I had the opportunity several months ago to spend time at California’s only prison hospice facility at the California Medical Facility (CMF) state prison in Vacaville, just outside of Sacramento. What struck me the most upon entering CMF was how similar the patients seemed to those I worked with daily at a major academic university hospital and how quickly I forgot that I was in a correctional facility at all. Mr. S was tall and thin in his hospital gown and pajama pants with short salt and pepper hair and big, brown, gentle eyes. His metastatic pancreatic cancer was made apparent to others by his profound jaundice. He broke into a radiant smile of perfect teeth as he introduced me to his wife, grandson and two corgis in the photos he had pinned to the white walls in his dorm style room. He was a veteran and addressed me alternately as ma’am and “doc,” telling me about his symptoms and worries just as any other hospice patient would have. His nurse stepped in to change his fentanyl patch and he smiled and thanked her. One of the pastoral care workers, inmates who are selected to provide assistance and companionship to the hospice patients and sit vigil (A whole other really interesting subject) while they are actively dying, poked his head in to say he’d be back with lunch in a little bit. Mr. S had applied for compassionate release with the hope of seeing his grandson and his dogs before he dies, “and my wife, I guess,” he said winking. Since arriving at CMF, his family has never been able to visit him. They live in Southern California and would have to drive over eight hours each way and between gas and a hotel in Vacaville have not been able to afford the trip.

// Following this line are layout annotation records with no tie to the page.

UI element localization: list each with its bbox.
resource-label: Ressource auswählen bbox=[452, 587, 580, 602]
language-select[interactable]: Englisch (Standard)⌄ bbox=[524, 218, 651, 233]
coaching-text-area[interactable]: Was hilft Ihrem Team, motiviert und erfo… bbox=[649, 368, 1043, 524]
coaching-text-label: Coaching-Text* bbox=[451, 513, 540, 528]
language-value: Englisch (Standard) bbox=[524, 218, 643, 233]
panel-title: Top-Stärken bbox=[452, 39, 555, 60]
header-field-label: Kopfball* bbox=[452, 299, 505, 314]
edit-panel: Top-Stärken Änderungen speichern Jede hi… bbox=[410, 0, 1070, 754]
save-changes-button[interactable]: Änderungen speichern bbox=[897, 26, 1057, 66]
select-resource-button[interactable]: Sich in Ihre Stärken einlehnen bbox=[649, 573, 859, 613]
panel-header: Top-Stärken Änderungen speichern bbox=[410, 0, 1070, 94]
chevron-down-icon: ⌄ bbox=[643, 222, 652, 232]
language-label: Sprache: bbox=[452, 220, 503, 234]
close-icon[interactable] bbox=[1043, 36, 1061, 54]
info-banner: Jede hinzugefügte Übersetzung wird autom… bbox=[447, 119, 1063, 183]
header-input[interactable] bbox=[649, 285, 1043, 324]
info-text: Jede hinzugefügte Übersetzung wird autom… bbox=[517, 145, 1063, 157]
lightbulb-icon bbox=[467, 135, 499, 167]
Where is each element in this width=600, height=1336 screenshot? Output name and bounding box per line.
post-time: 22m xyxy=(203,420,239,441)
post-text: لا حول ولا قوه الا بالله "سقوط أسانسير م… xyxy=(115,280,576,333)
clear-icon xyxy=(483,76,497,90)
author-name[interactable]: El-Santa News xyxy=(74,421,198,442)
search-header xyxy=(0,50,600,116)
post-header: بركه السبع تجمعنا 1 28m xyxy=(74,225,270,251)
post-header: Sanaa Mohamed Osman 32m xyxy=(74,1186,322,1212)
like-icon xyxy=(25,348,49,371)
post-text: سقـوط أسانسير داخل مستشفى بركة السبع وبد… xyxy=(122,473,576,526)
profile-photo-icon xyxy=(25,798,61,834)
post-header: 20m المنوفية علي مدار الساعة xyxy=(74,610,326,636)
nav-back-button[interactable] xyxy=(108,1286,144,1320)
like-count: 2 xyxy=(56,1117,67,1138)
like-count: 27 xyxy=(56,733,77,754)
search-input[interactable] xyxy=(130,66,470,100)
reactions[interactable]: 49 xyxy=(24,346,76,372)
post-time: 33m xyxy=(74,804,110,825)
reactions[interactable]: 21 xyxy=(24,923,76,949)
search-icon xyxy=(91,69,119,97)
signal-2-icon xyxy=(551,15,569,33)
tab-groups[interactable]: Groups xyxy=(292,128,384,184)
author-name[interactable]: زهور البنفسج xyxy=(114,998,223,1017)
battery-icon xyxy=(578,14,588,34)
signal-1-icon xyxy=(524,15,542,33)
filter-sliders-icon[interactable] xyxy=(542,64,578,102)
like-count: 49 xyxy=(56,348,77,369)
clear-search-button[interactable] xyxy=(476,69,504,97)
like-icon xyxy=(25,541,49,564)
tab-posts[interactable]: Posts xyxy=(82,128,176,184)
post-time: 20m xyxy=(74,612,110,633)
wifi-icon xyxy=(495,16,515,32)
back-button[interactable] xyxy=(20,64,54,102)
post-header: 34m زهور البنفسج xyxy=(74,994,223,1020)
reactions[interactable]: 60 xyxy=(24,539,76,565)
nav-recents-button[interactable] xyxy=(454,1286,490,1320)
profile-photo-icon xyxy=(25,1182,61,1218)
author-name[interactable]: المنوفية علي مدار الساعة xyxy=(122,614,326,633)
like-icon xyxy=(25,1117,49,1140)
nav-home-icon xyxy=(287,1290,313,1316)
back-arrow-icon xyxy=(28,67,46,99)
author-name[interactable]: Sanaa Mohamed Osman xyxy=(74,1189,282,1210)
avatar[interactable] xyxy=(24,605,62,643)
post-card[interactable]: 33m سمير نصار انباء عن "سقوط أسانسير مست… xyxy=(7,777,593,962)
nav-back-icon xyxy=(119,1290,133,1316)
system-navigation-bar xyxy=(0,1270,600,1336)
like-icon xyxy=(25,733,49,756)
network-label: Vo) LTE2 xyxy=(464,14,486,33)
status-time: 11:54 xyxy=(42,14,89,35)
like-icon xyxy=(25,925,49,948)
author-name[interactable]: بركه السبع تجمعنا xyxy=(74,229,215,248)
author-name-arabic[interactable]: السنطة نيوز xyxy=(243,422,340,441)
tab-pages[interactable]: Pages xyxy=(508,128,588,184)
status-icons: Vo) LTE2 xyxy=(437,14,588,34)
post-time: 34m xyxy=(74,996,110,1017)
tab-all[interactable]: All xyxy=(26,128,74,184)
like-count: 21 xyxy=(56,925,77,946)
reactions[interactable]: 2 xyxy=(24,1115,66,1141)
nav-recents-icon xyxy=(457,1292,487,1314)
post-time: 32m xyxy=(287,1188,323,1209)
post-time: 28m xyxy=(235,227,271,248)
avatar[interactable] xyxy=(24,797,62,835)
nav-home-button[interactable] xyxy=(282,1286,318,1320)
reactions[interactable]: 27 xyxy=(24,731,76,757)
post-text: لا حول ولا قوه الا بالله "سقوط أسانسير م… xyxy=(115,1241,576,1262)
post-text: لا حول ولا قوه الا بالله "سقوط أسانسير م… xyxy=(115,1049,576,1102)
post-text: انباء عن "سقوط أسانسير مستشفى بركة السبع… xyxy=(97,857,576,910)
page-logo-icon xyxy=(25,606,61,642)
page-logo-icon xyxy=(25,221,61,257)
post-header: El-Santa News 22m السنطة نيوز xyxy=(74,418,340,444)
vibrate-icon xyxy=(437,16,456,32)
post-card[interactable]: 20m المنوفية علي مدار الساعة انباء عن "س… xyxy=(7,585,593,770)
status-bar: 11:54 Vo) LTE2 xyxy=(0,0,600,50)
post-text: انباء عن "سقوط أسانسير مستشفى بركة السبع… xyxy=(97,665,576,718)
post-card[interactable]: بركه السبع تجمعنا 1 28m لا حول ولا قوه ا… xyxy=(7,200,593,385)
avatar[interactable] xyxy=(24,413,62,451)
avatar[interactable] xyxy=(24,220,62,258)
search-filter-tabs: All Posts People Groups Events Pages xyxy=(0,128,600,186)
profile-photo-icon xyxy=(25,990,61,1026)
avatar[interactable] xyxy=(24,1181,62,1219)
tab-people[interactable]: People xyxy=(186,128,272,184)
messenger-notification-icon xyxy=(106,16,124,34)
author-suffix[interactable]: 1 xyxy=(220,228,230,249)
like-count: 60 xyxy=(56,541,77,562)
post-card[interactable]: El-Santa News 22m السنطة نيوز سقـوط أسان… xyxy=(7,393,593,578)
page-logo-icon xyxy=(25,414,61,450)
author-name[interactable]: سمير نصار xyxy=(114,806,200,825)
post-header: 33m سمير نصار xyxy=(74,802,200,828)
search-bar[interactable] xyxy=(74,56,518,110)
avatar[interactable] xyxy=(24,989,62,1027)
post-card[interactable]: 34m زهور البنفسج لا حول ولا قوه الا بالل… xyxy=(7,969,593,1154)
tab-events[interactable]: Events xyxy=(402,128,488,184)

This story is a common one in California and other states. Palliative care and geriatrics services are not widely available in the U.S. prison system. Only ten states currently offer any prison hospice programs, and most have limited capacities. As is the case for Mr. S, many families are not able to travel from hundreds of miles away to visit their loved ones in their last days of life. When hospice is not available, inmates often die in their cells without adequate treatment of their symptoms. This is not only suboptimal care, but also can be traumatic for other inmates who are present for the death and the time leading up to it. This suffering is largely invisible to free society, as prisoners are deliberately sequestered away from the rest of humanity. This, however, does not mean they are any less human or immune to the challenges that all seriously ill people face. Nor should it preclude prisoners from the basic human dignity of spending their last days of life free of pain and suffering as any of us would want for ourselves or our loved ones regardless of previous actions.

Incarceration is a necessary for some and prisoners will inevitably grow old and sick behind bars. However, it is incumbent upon society to continually evaluate whether our current system of imprisonment is ethically and financially justifiable. The end of life is a time when justice demands we place human dignity first through enhanced hospice resources and compassionate release, not additional taxpayer funded suffering.

References:

  1. Williams BA, Goodwin JS, Baillargeon J, Ahalt C, Walter LC. Addressing the aging crisis in U.S. criminal justice healthcare. J Am Geriatr Soc. 2012 60(6)1150-6.
  2. Loeb SJ, Abudagga A. Health-related research on older inmates: An integrative review. Res Nurs Health 2006;29:556-565.
  3. Williams BA, Sudore RL, Greifinger R, Morrison RS. Balancing punishment and compassion for seriously ill prisoners. Ann Intern Med. 2011 19;155(2):122-6.
  4. Pollock, Jocelyn. Prisons Today and Tomorrow, Second Edition. Burlington: Jones and Bartlett Learning, 2005.
  5. California Department of Corrections and Rehabilitation. Inmates Sentenced Under the Three Strikes Law and a Small Number of Inmates Receiving Specialty Health Care Represent Significant Costs (Report 2009-107.2). Sacramento, CA: Bureau of State Audits, California State Auditor, 2010.